The 1990s was the warmest decade in central England since records began in the 1660s. Summer heatwaves are now happening more frequently and in winter there are fewer frosts.
Globally, over the past century, the average temperature of the atmosphere near the earth’s surface has risen by 0.74 degrees Celsius. Eleven of the 12 hottest years on record occurred between 1995 and 2006.
Changing sea levels and temperatures
The sea level around the UK has risen
UK coastal waters have warmed by about 0.7 degrees Celsius over the past three decades. In addition, the average sea level around the UK is now about 10 cm higher than it was in 1900.
Globally, the sea level could rise by 18 to 59 cm by the end of the century. Rising sea levels would swamp some small, low-lying island states and put millions of people in all low-lying areas at risk of flooding.
You can use Google Earth to see how climate change could affect temperatures and ice caps over the next century. Google Earth also lets you view the loss of Antarctic ice shelves over the last 70 years.
Since rain records began in 1766, the amount of winter rainfall in England and Wales has risen. Over the last 45 years it has also become heavier; in 2000, UK flooding was the worst for 270 years in some areas. Flood damage now costs Britain about £1 billion a year.
Globally, climate change means that extreme weather events – like floods, droughts and tropical storms – will become more frequent and dangerous.
Food and water
As temperatures increase and rainfall patterns change, crop yields are expected to drop significantly in Africa, the Middle East and India.

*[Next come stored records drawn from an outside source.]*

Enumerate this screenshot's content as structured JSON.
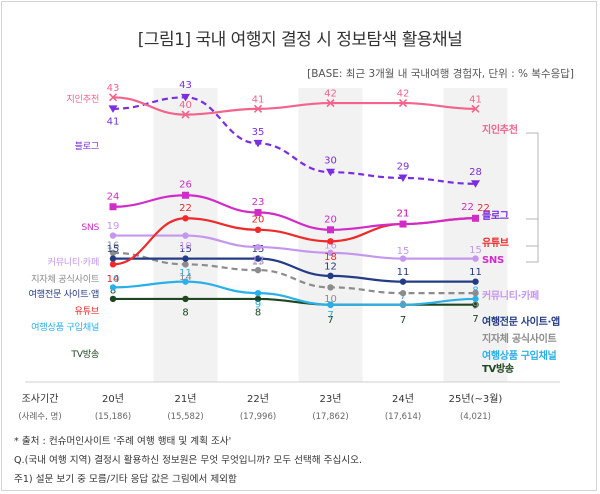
{
  "title": "[그림1] 국내 여행지 결정 시 정보탐색 활용채널",
  "base_note": "[BASE: 최근 3개월 내 국내여행 경험자, 단위 : % 복수응답]",
  "footnotes": [
    "* 출처 : 컨슈머인사이트 '주례 여행 행태 및 계획 조사'",
    "Q.(국내 여행 지역) 결정시 활용하신 정보원은 무엇 무엇입니까? 모두 선택해 주십시오.",
    "주1) 설문 보기 중 모름/기타 응답 값은 그림에서 제외함"
  ],
  "chart_data": {
    "type": "line",
    "title": "[그림1] 국내 여행지 결정 시 정보탐색 활용채널",
    "xlabel": "조사기간",
    "ylabel": "",
    "ylim": [
      0,
      50
    ],
    "categories": [
      "20년",
      "21년",
      "22년",
      "23년",
      "24년",
      "25년(~3월)"
    ],
    "row_label": "(사례수, 명)",
    "sample_sizes": [
      "(15,186)",
      "(15,582)",
      "(17,996)",
      "(17,862)",
      "(17,614)",
      "(4,021)"
    ],
    "shaded_columns": [
      1,
      3,
      5
    ],
    "bracket_label_series": [
      "지인추천",
      "블로그",
      "유튜브",
      "SNS"
    ],
    "series": [
      {
        "name": "지인추천",
        "right_label": "지인추천",
        "color": "#f2648c",
        "dash": false,
        "marker": "x",
        "values": [
          43,
          40,
          41,
          42,
          42,
          41
        ]
      },
      {
        "name": "블로그",
        "right_label": "블로그",
        "color": "#7b2ee0",
        "dash": true,
        "marker": "triangle",
        "values": [
          41,
          43,
          35,
          30,
          29,
          28
        ]
      },
      {
        "name": "SNS",
        "right_label": "SNS",
        "color": "#d22cc8",
        "dash": false,
        "marker": "square",
        "values": [
          24,
          26,
          23,
          20,
          21,
          22
        ]
      },
      {
        "name": "유튜브",
        "right_label": "유튜브",
        "color": "#ee2a2a",
        "dash": false,
        "marker": "circle",
        "values": [
          14,
          22,
          20,
          18,
          21,
          22
        ]
      },
      {
        "name": "커뮤니티·카페",
        "right_label": "커뮤니티·카페",
        "color": "#c496ee",
        "dash": false,
        "marker": "circle",
        "values": [
          19,
          19,
          17,
          16,
          15,
          15
        ]
      },
      {
        "name": "여행전문 사이트·앱",
        "right_label": "여행전문 사이트·앱",
        "color": "#243c84",
        "dash": false,
        "marker": "circle",
        "values": [
          15,
          15,
          15,
          12,
          11,
          11
        ]
      },
      {
        "name": "지자체 공식사이트",
        "right_label": "지자체 공식사이트",
        "color": "#8c8c8c",
        "dash": true,
        "marker": "circle",
        "values": [
          16,
          14,
          13,
          10,
          9,
          9
        ]
      },
      {
        "name": "여행상품 구입채널",
        "right_label": "여행상품 구입채널",
        "color": "#2ab0e8",
        "dash": false,
        "marker": "circle",
        "values": [
          10,
          11,
          9,
          7,
          7,
          8
        ]
      },
      {
        "name": "TV방송",
        "right_label": "TV방송",
        "color": "#1e4620",
        "dash": false,
        "marker": "circle",
        "values": [
          8,
          8,
          8,
          7,
          7,
          7
        ]
      }
    ]
  }
}
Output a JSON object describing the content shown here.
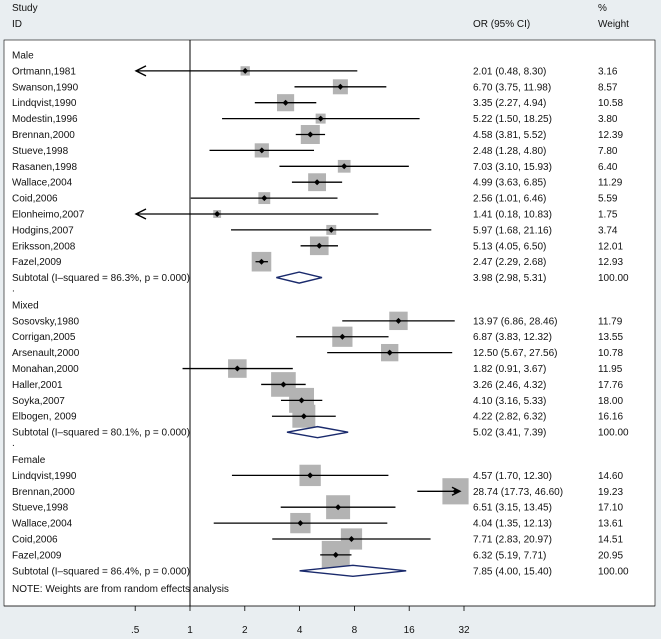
{
  "chart_data": {
    "type": "forest",
    "scale": "log",
    "x_ticks": [
      ".5",
      "1",
      "2",
      "4",
      "8",
      "16",
      "32"
    ],
    "x_tick_values": [
      0.5,
      1,
      2,
      4,
      8,
      16,
      32
    ],
    "reference_line": 1,
    "header": {
      "study": "Study",
      "id": "ID",
      "or_ci": "OR (95% CI)",
      "pct": "%",
      "weight": "Weight"
    },
    "groups": [
      {
        "name": "Male",
        "studies": [
          {
            "label": "Ortmann,1981",
            "or": 2.01,
            "lo": 0.48,
            "hi": 8.3,
            "ci_text": "2.01 (0.48, 8.30)",
            "weight": "3.16",
            "clipped_left": true
          },
          {
            "label": "Swanson,1990",
            "or": 6.7,
            "lo": 3.75,
            "hi": 11.98,
            "ci_text": "6.70 (3.75, 11.98)",
            "weight": "8.57"
          },
          {
            "label": "Lindqvist,1990",
            "or": 3.35,
            "lo": 2.27,
            "hi": 4.94,
            "ci_text": "3.35 (2.27, 4.94)",
            "weight": "10.58"
          },
          {
            "label": "Modestin,1996",
            "or": 5.22,
            "lo": 1.5,
            "hi": 18.25,
            "ci_text": "5.22 (1.50, 18.25)",
            "weight": "3.80"
          },
          {
            "label": "Brennan,2000",
            "or": 4.58,
            "lo": 3.81,
            "hi": 5.52,
            "ci_text": "4.58 (3.81, 5.52)",
            "weight": "12.39"
          },
          {
            "label": "Stueve,1998",
            "or": 2.48,
            "lo": 1.28,
            "hi": 4.8,
            "ci_text": "2.48 (1.28, 4.80)",
            "weight": "7.80"
          },
          {
            "label": "Rasanen,1998",
            "or": 7.03,
            "lo": 3.1,
            "hi": 15.93,
            "ci_text": "7.03 (3.10, 15.93)",
            "weight": "6.40"
          },
          {
            "label": "Wallace,2004",
            "or": 4.99,
            "lo": 3.63,
            "hi": 6.85,
            "ci_text": "4.99 (3.63, 6.85)",
            "weight": "11.29"
          },
          {
            "label": "Coid,2006",
            "or": 2.56,
            "lo": 1.01,
            "hi": 6.46,
            "ci_text": "2.56 (1.01, 6.46)",
            "weight": "5.59"
          },
          {
            "label": "Elonheimo,2007",
            "or": 1.41,
            "lo": 0.18,
            "hi": 10.83,
            "ci_text": "1.41 (0.18, 10.83)",
            "weight": "1.75",
            "clipped_left": true
          },
          {
            "label": "Hodgins,2007",
            "or": 5.97,
            "lo": 1.68,
            "hi": 21.16,
            "ci_text": "5.97 (1.68, 21.16)",
            "weight": "3.74"
          },
          {
            "label": "Eriksson,2008",
            "or": 5.13,
            "lo": 4.05,
            "hi": 6.5,
            "ci_text": "5.13 (4.05, 6.50)",
            "weight": "12.01"
          },
          {
            "label": "Fazel,2009",
            "or": 2.47,
            "lo": 2.29,
            "hi": 2.68,
            "ci_text": "2.47 (2.29, 2.68)",
            "weight": "12.93"
          }
        ],
        "subtotal": {
          "label": "Subtotal  (I–squared = 86.3%, p = 0.000)",
          "or": 3.98,
          "lo": 2.98,
          "hi": 5.31,
          "ci_text": "3.98 (2.98, 5.31)",
          "weight": "100.00"
        }
      },
      {
        "name": "Mixed",
        "studies": [
          {
            "label": "Sosovsky,1980",
            "or": 13.97,
            "lo": 6.86,
            "hi": 28.46,
            "ci_text": "13.97 (6.86, 28.46)",
            "weight": "11.79"
          },
          {
            "label": "Corrigan,2005",
            "or": 6.87,
            "lo": 3.83,
            "hi": 12.32,
            "ci_text": "6.87 (3.83, 12.32)",
            "weight": "13.55"
          },
          {
            "label": "Arsenault,2000",
            "or": 12.5,
            "lo": 5.67,
            "hi": 27.56,
            "ci_text": "12.50 (5.67, 27.56)",
            "weight": "10.78"
          },
          {
            "label": "Monahan,2000",
            "or": 1.82,
            "lo": 0.91,
            "hi": 3.67,
            "ci_text": "1.82 (0.91, 3.67)",
            "weight": "11.95"
          },
          {
            "label": "Haller,2001",
            "or": 3.26,
            "lo": 2.46,
            "hi": 4.32,
            "ci_text": "3.26 (2.46, 4.32)",
            "weight": "17.76"
          },
          {
            "label": "Soyka,2007",
            "or": 4.1,
            "lo": 3.16,
            "hi": 5.33,
            "ci_text": "4.10 (3.16, 5.33)",
            "weight": "18.00"
          },
          {
            "label": "Elbogen, 2009",
            "or": 4.22,
            "lo": 2.82,
            "hi": 6.32,
            "ci_text": "4.22 (2.82, 6.32)",
            "weight": "16.16"
          }
        ],
        "subtotal": {
          "label": "Subtotal  (I–squared = 80.1%, p = 0.000)",
          "or": 5.02,
          "lo": 3.41,
          "hi": 7.39,
          "ci_text": "5.02 (3.41, 7.39)",
          "weight": "100.00"
        }
      },
      {
        "name": "Female",
        "studies": [
          {
            "label": "Lindqvist,1990",
            "or": 4.57,
            "lo": 1.7,
            "hi": 12.3,
            "ci_text": "4.57 (1.70, 12.30)",
            "weight": "14.60"
          },
          {
            "label": "Brennan,2000",
            "or": 28.74,
            "lo": 17.73,
            "hi": 46.6,
            "ci_text": "28.74 (17.73, 46.60)",
            "weight": "19.23",
            "clipped_right": true
          },
          {
            "label": "Stueve,1998",
            "or": 6.51,
            "lo": 3.15,
            "hi": 13.45,
            "ci_text": "6.51 (3.15, 13.45)",
            "weight": "17.10"
          },
          {
            "label": "Wallace,2004",
            "or": 4.04,
            "lo": 1.35,
            "hi": 12.13,
            "ci_text": "4.04 (1.35, 12.13)",
            "weight": "13.61"
          },
          {
            "label": "Coid,2006",
            "or": 7.71,
            "lo": 2.83,
            "hi": 20.97,
            "ci_text": "7.71 (2.83, 20.97)",
            "weight": "14.51"
          },
          {
            "label": "Fazel,2009",
            "or": 6.32,
            "lo": 5.19,
            "hi": 7.71,
            "ci_text": "6.32 (5.19, 7.71)",
            "weight": "20.95"
          }
        ],
        "subtotal": {
          "label": "Subtotal  (I–squared = 86.4%, p = 0.000)",
          "or": 7.85,
          "lo": 4.0,
          "hi": 15.4,
          "ci_text": "7.85 (4.00, 15.40)",
          "weight": "100.00"
        }
      }
    ],
    "separator": ".",
    "note": "NOTE: Weights are from random effects analysis",
    "colors": {
      "background": "#e9eef1",
      "plot": "#ffffff",
      "box": "#b3b3b3",
      "diamond": "#1a2a6c",
      "line": "#000000"
    }
  }
}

Water availability for irrigation and drinking will be less predictable because rain will be more variable. It is also possible that salt from rising sea levels may contaminate underground fresh water supplies in coastal areas. Droughts are likely to be more frequent. Up to three billion people could suffer increased water shortages by 2080.
With rising temperatures, diseases like malaria, West Nile disease, dengue fever and river blindness will shift to different areas. It is predicted that
290 million additional people could be exposed to malaria by the 2080s.